Ralph and Ricky then led us in "Swing Low, Sweet Chariot," some silence, then a spontaneous "Blue Moon of Kentucky" was softly sung. A prayer. The crowd moved slowly. The tent surrounding the grave was peeled away, light shining on the small box that contained the earthly remains of the larger-than-life man, Bill Monroe.

Jimbo Monroe later told me that before the casket was lowered, Ralph Stanley put his hand on Bill's casket and said, "We'll meet again someday." He turned to Jimbo and told him that Bill had been at Carter's funeral and had gone to Carter's casket and said, "We'll meet again someday." It meant a lot to me.

Two men with shovels began do the job some of us couldn't bear to observe; others chose to add a handful or two to the grave. Many picked up a rock-like hunk of clay from the graveside to carry home with them. I could imagine the stories they might tell to their children or their grandchildren...stories of a great man, the man who was so powerful, the man who was so real, so close to the earth, as one with the soil, the trees, the creatures, the little children.

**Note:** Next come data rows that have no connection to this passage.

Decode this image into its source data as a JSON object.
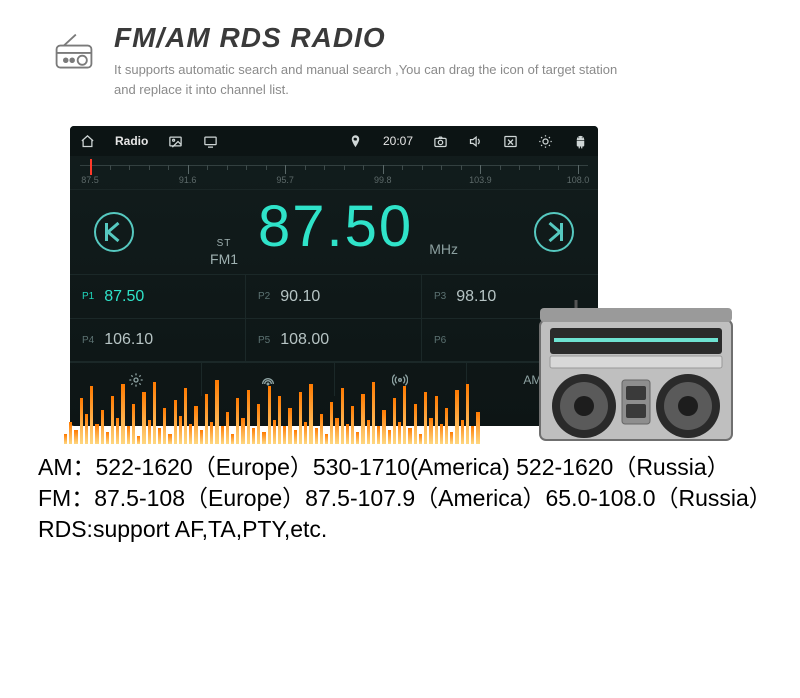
{
  "header": {
    "title": "FM/AM RDS RADIO",
    "blurb": "It supports automatic search and manual search ,You can drag the icon of target station and replace it into channel list."
  },
  "topbar": {
    "title": "Radio",
    "time": "20:07"
  },
  "dial": {
    "ticks": [
      "87.5",
      "91.6",
      "95.7",
      "99.8",
      "103.9",
      "108.0"
    ]
  },
  "main": {
    "st": "ST",
    "band": "FM1",
    "frequency": "87.50",
    "unit": "MHz"
  },
  "presets": [
    {
      "n": "P1",
      "v": "87.50",
      "active": true
    },
    {
      "n": "P2",
      "v": "90.10"
    },
    {
      "n": "P3",
      "v": "98.10"
    },
    {
      "n": "P4",
      "v": "106.10"
    },
    {
      "n": "P5",
      "v": "108.00"
    },
    {
      "n": "P6",
      "v": ""
    }
  ],
  "controls": {
    "amfm": "AM"
  },
  "spec": {
    "line1": "AM：522-1620（Europe）530-1710(America) 522-1620（Russia）",
    "line2": "FM：87.5-108（Europe）87.5-107.9（America）65.0-108.0（Russia）",
    "line3": "RDS:support AF,TA,PTY,etc."
  }
}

Bill Monroe and His Blue Grass Boys, ‘Blue Moon of Kentucky’

What would I tell people one day, maybe not so far off, when they would stand breathlessly, holding on to every word, as I told of seeing Mr. Bill Monroe on stage, how he always looked so much bigger than he really was when he was in front of a crowd, of hearing him play Dusty Miller, singing “Body and Soul” or “Close By” or “Kentucky Waltz,” watching him dance with Emmylou, what would I tell them? Could they possibly understand what that meant to me, to all of us? How could they ever know what a force he was, how he had more presence than a roomful of rich, well-educated men? How to put into words what I'm having such a difficult time feeling?  I'm trying and I'm crying. Howto type from memory because your eyes are too blurred to see the letters on the keys?

Bluegrass Boys reunion photo by the statue of Uncle Pen. Many hugs, fellowship, silence. The wind blowing, warm and soft on that old cemetery mound. As the sun set, as the last goodbye was said, the road back out of Rosine seemed so different than the one I'd drove in on. A peace. I turned on my tape player and then, as I drove past the house where Charlie Monroe had lived, a house just a half mile or so below the house where JB and Malissa and Bill and all the Monroe kids had been raised, I swear to God, "My Last Days on Earth" began to play. It was meant to be that way.

Goodbye, Mr. Bill. Goodnight. Rest in peace. We love you. We'll meet again someday.